In this project, I will investigate the exponential distribution in R and compare it with the Central Limit Theorem. The exponential distribution can be simulated in R with rexp(n, lambda) where lambda is the rate parameter. The mean of exponential distribution is 1/lambda and the standard deviation is also 1/lambda. Set lambda = 0.2 for all of the simulations. I will investigate the distribution of averages of 40 exponentials. Note that I will do 1000 simulations. Set up some constants:
lambda = 0.2
n = 40
sim = 1000
set.seed(12345)
Creat a matrix of 1000 rows and 40 columns of exponential distribution, then calculate the mean of each row:
matrix = matrix(rexp(sim * n,lambda), ncol = n, nrow = sim)
mean_row <- rowMeans(matrix)
Make a histogram of the mean of exponential distribution:
hist(mean_row, xlab = "Mean of 40 exppnentials", ylab="Frequency", col = "green", main = "Distribution of the mean of 40 exponentials")

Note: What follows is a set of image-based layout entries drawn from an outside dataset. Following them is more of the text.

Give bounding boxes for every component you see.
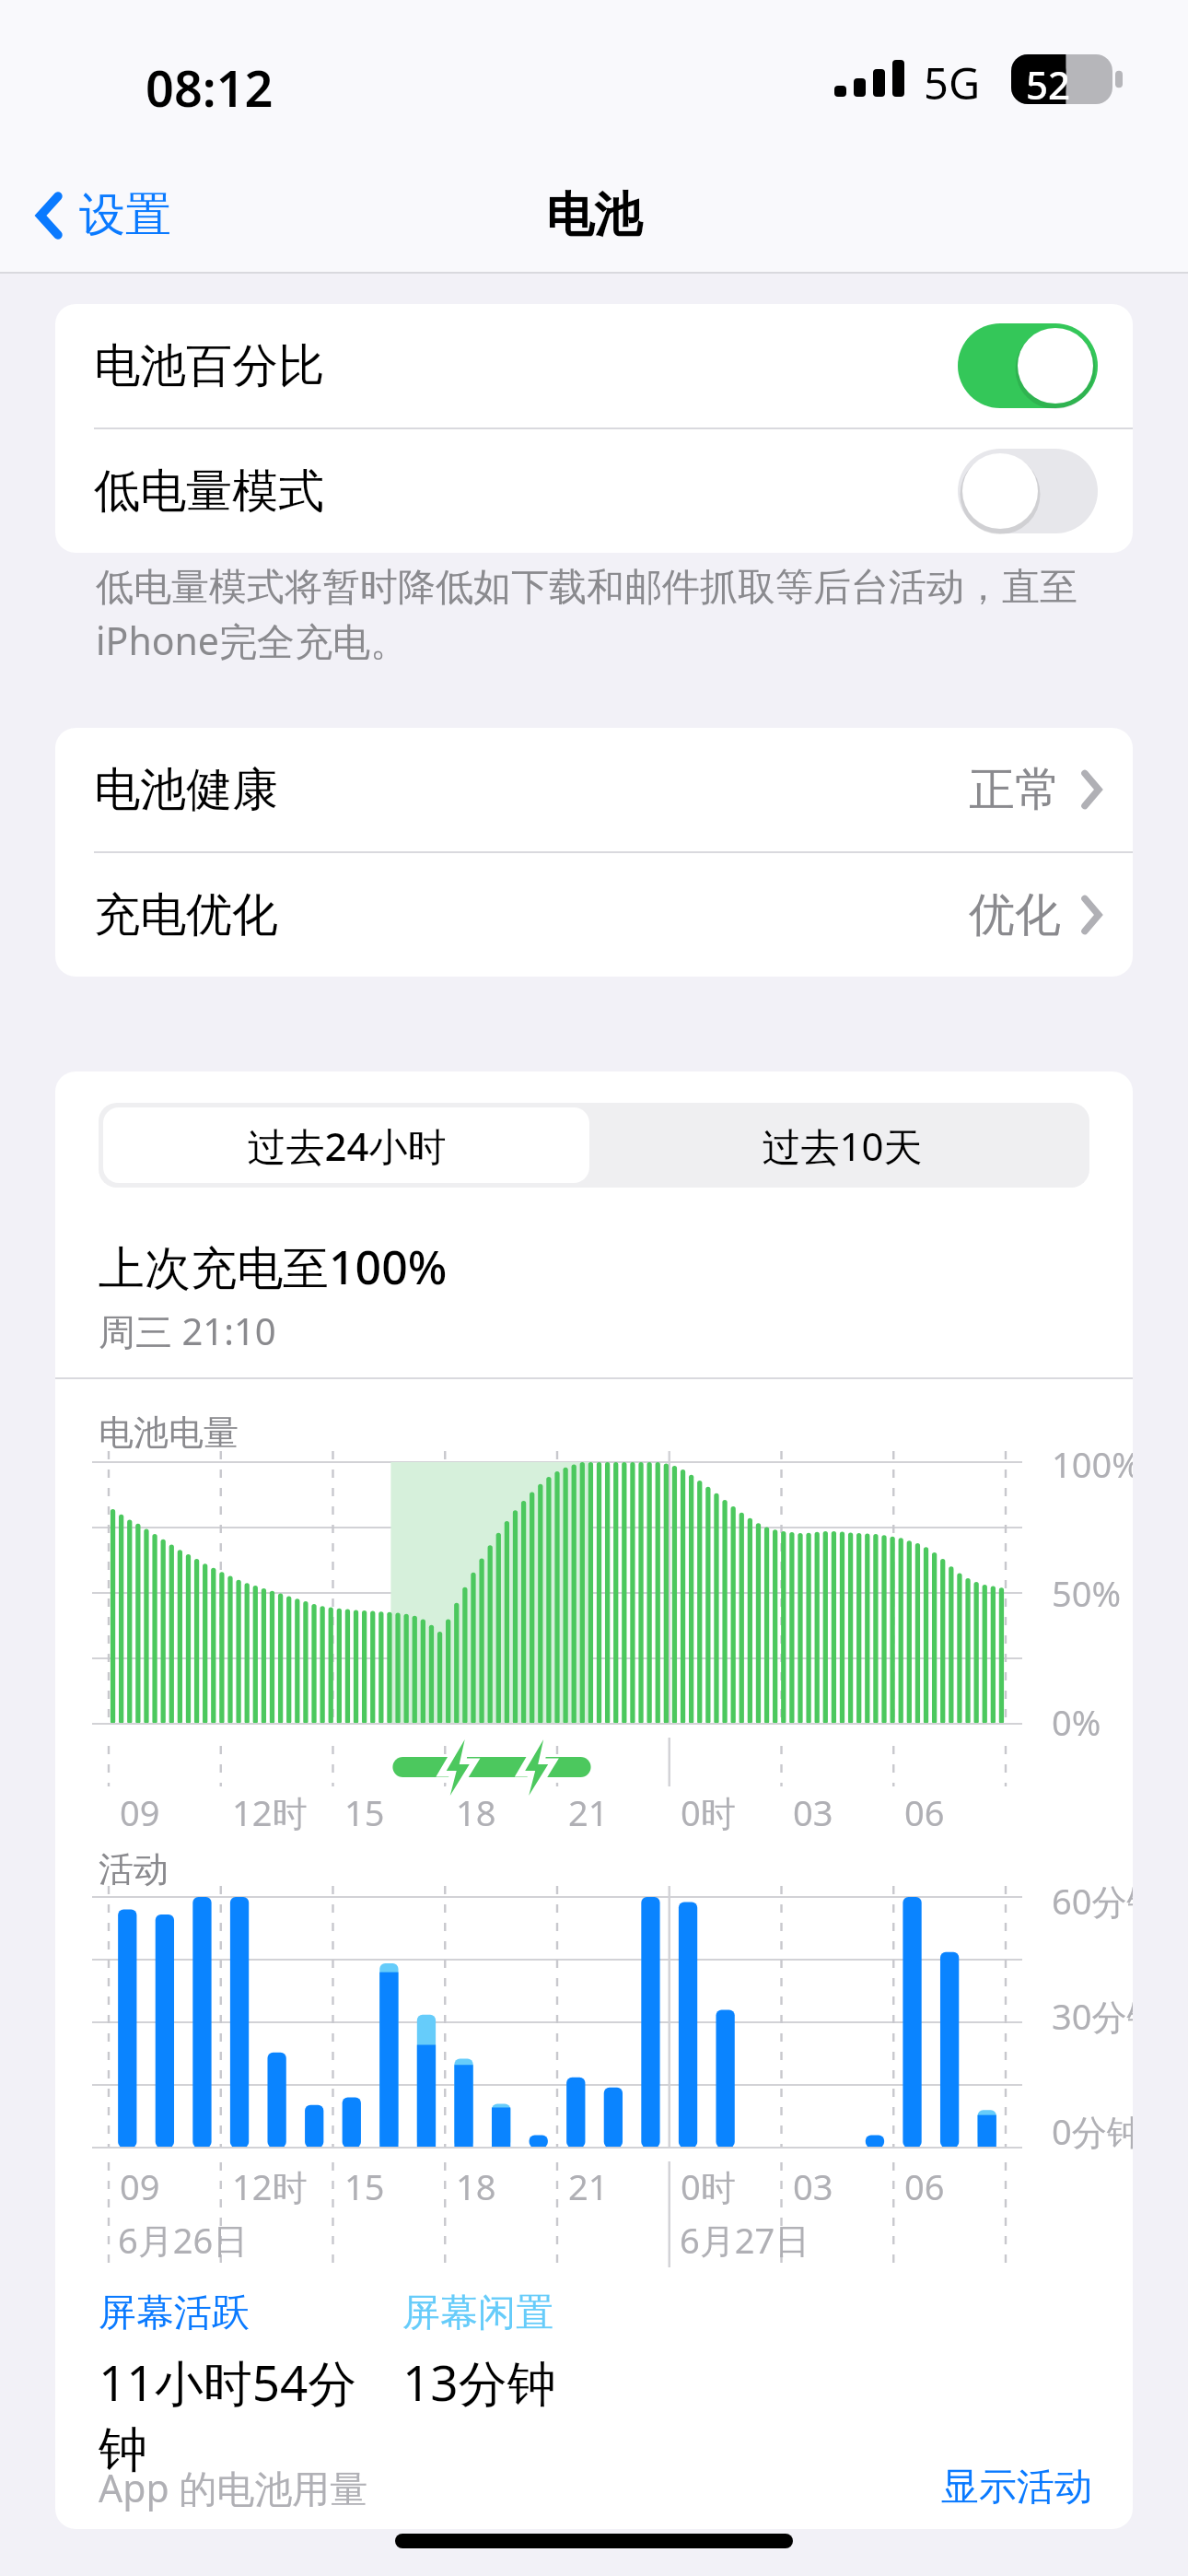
- button[interactable]: 过去10天: [594, 1103, 1089, 1188]
- staticText: 09: [120, 1788, 160, 1836]
- staticText: 09: [120, 2162, 160, 2210]
- staticText: 0时: [681, 2162, 736, 2210]
- staticText: 21: [568, 2162, 609, 2210]
- staticText: 03: [793, 1788, 833, 1836]
- staticText: 过去10天: [762, 1119, 923, 1172]
- staticText: 上次充电至100%: [99, 1235, 448, 1298]
- staticText: 0时: [681, 1788, 736, 1836]
- staticText: 优化: [969, 886, 1061, 944]
- staticText: 60分钟: [1052, 1877, 1133, 1925]
- button[interactable]: 电池健康: [55, 728, 1133, 851]
- staticText: 设置: [79, 186, 171, 244]
- staticText: 低电量模式将暂时降低如下载和邮件抓取等后台活动，直至 iPhone完全充电。: [96, 564, 1100, 666]
- staticText: 12时: [232, 2162, 308, 2210]
- staticText: 电池电量: [99, 1411, 239, 1455]
- staticText: 12时: [232, 1788, 308, 1836]
- staticText: 08:12: [146, 53, 274, 122]
- staticText: 电池百分比: [94, 337, 324, 395]
- staticText: 15: [344, 2162, 385, 2210]
- staticText: 显示活动: [941, 2464, 1092, 2512]
- staticText: 50%: [1052, 1569, 1122, 1617]
- staticText: 18: [456, 2162, 496, 2210]
- button[interactable]: 低电量模式: [55, 429, 1133, 553]
- staticText: 21: [568, 1788, 609, 1836]
- staticText: 15: [344, 1788, 385, 1836]
- staticText: 屏幕闲置: [402, 2289, 553, 2337]
- staticText: 充电优化: [94, 886, 278, 944]
- staticText: 周三 21:10: [99, 1306, 276, 1356]
- staticText: 5G: [924, 53, 981, 112]
- staticText: 电池: [546, 185, 642, 246]
- button[interactable]: 显示活动: [934, 2456, 1100, 2519]
- staticText: 0分钟: [1052, 2107, 1133, 2155]
- staticText: 30分钟: [1052, 1992, 1133, 2040]
- staticText: 52: [1026, 58, 1071, 111]
- staticText: 100%: [1052, 1440, 1133, 1488]
- button[interactable]: 过去24小时: [99, 1103, 594, 1188]
- staticText: 低电量模式: [94, 463, 324, 521]
- button[interactable]: 充电优化: [55, 853, 1133, 977]
- staticText: 0%: [1052, 1698, 1101, 1746]
- button[interactable]: 电池百分比: [55, 304, 1133, 427]
- staticText: 06: [904, 1788, 945, 1836]
- button[interactable]: 设置: [24, 175, 184, 255]
- staticText: 03: [793, 2162, 833, 2210]
- staticText: 活动: [99, 1847, 169, 1891]
- staticText: 6月27日: [680, 2216, 810, 2264]
- staticText: 11小时54分钟: [99, 2348, 402, 2481]
- staticText: 电池健康: [94, 761, 278, 819]
- staticText: 13分钟: [402, 2348, 556, 2415]
- staticText: 06: [904, 2162, 945, 2210]
- staticText: App 的电池用量: [99, 2462, 368, 2513]
- staticText: 6月26日: [118, 2216, 249, 2264]
- staticText: 正常: [969, 761, 1061, 819]
- staticText: 18: [456, 1788, 496, 1836]
- staticText: 屏幕活跃: [99, 2289, 250, 2337]
- staticText: 过去24小时: [247, 1119, 447, 1172]
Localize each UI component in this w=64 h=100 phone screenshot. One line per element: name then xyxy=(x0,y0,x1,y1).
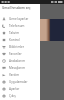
button[interactable]: Gmail hesabımı seç xyxy=(0,4,40,15)
button[interactable]: Yardım xyxy=(0,71,40,78)
staticText: Mesajlarım xyxy=(9,66,26,70)
staticText: Genel ayarlar xyxy=(9,17,29,21)
staticText: Favoriler xyxy=(9,52,22,56)
staticText: Kontrol xyxy=(9,38,20,42)
staticText: Uygulamalar xyxy=(9,80,28,84)
button[interactable]: Telefonum xyxy=(0,22,40,29)
staticText: Ayarlar xyxy=(9,87,20,91)
staticText: Takvim xyxy=(9,31,20,35)
button[interactable]: Mesajlarım xyxy=(0,64,40,71)
button[interactable]: Çıkış xyxy=(0,92,40,99)
staticText: Çıkış xyxy=(9,94,16,98)
button[interactable]: Uygulamalar xyxy=(0,78,40,85)
button[interactable]: Arabalarım xyxy=(0,57,40,64)
staticText: Telefonum xyxy=(9,24,25,28)
button[interactable]: Kontrol xyxy=(0,36,40,43)
staticText: Yardım xyxy=(9,73,20,77)
button[interactable]: Favoriler xyxy=(0,50,40,57)
button[interactable]: Ayarlar xyxy=(0,85,40,92)
staticText: Arabalarım xyxy=(9,59,26,63)
button[interactable]: Bildirimler xyxy=(0,43,40,50)
button[interactable]: Takvim xyxy=(0,29,40,36)
staticText: Bildirimler xyxy=(9,45,25,49)
button[interactable]: Genel ayarlar xyxy=(0,15,40,22)
staticText: Gmail hesabımı seç xyxy=(2,6,31,10)
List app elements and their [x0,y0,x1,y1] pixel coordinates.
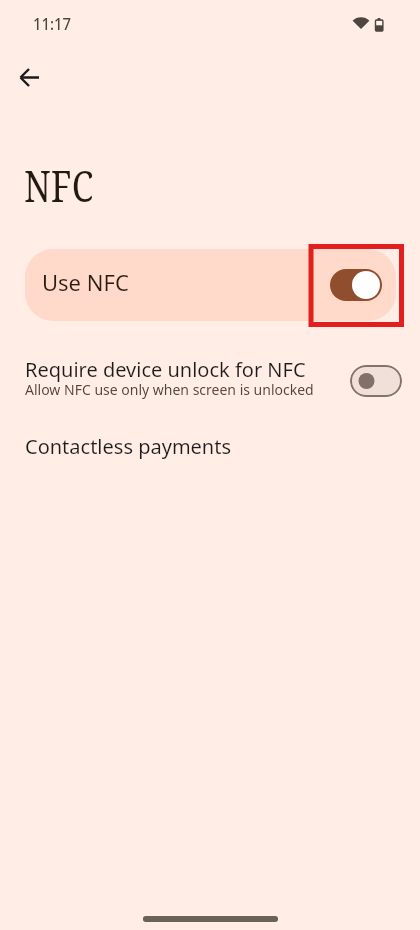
staticText: NFC [24,155,94,215]
button[interactable] [9,57,49,97]
staticText: Use NFC [42,267,129,297]
staticText: 11:17 [33,12,72,35]
staticText: Require device unlock for NFC [25,356,306,383]
button[interactable]: Use NFC [25,249,396,321]
button[interactable]: Contactless payments [0,425,420,473]
button[interactable]: Require device unlock for NFC [0,348,420,412]
staticText: Contactless payments [25,433,232,460]
button[interactable] [330,269,382,301]
staticText: Allow NFC use only when screen is unlock… [25,380,314,399]
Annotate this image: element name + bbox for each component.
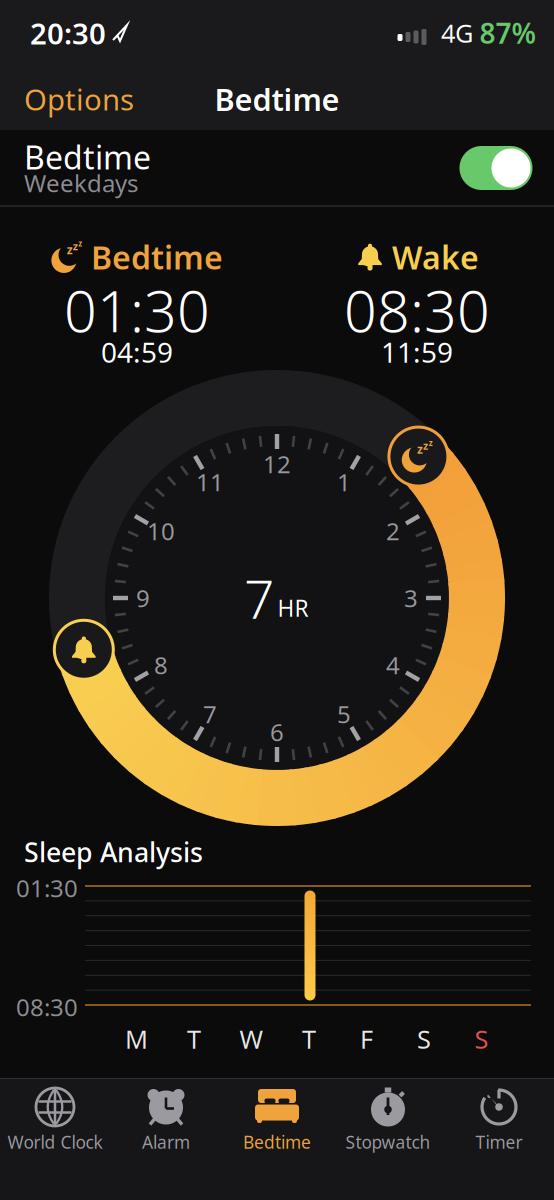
staticText: Wake: [392, 236, 479, 278]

Compare sample mean vs theoretical mean:
sample_mean <- round(mean(mean_row),3)
theoretical_mean = round(1/lambda,3)
Sample mean is 4.972 and theoretical mean is 5. They are close enough.
Comapre samle variance and theortical variance:
sample_variance <- round(var(mean_row),3)
theoretical_var = round(((1/lambda)^2)/n,3)
Sample variance is 0.616 and theoretical variance is 0.625. Again, they are close enough.
Now, I want to investigate to see if the distribution is approximately normal Now I will show histogram of the mean of exponential distribution and normal distribution with mean = 1/lambda, sd= sqrt((1/lambda)^2/40).
hist(mean_row, breaks = 40,prob=TRUE, col = "green", main = "Histogram of mean of 40 exponentials", xlab = "Mean of each row")
lines(density(mean_row),col = "black", lwd = 2)
curve(dnorm(x,mean=5,sd=sqrt(theoretical_var)), col="red", add=TRUE, yaxt="n", lwd = 3)
legend(6, 0.4, legend=c("Normal Distribution", "Mean of exponential distribution"),col=c("red", "black"),lty = 1:1, cex=0.8)
We can see that the histogram approaches a normal distribution.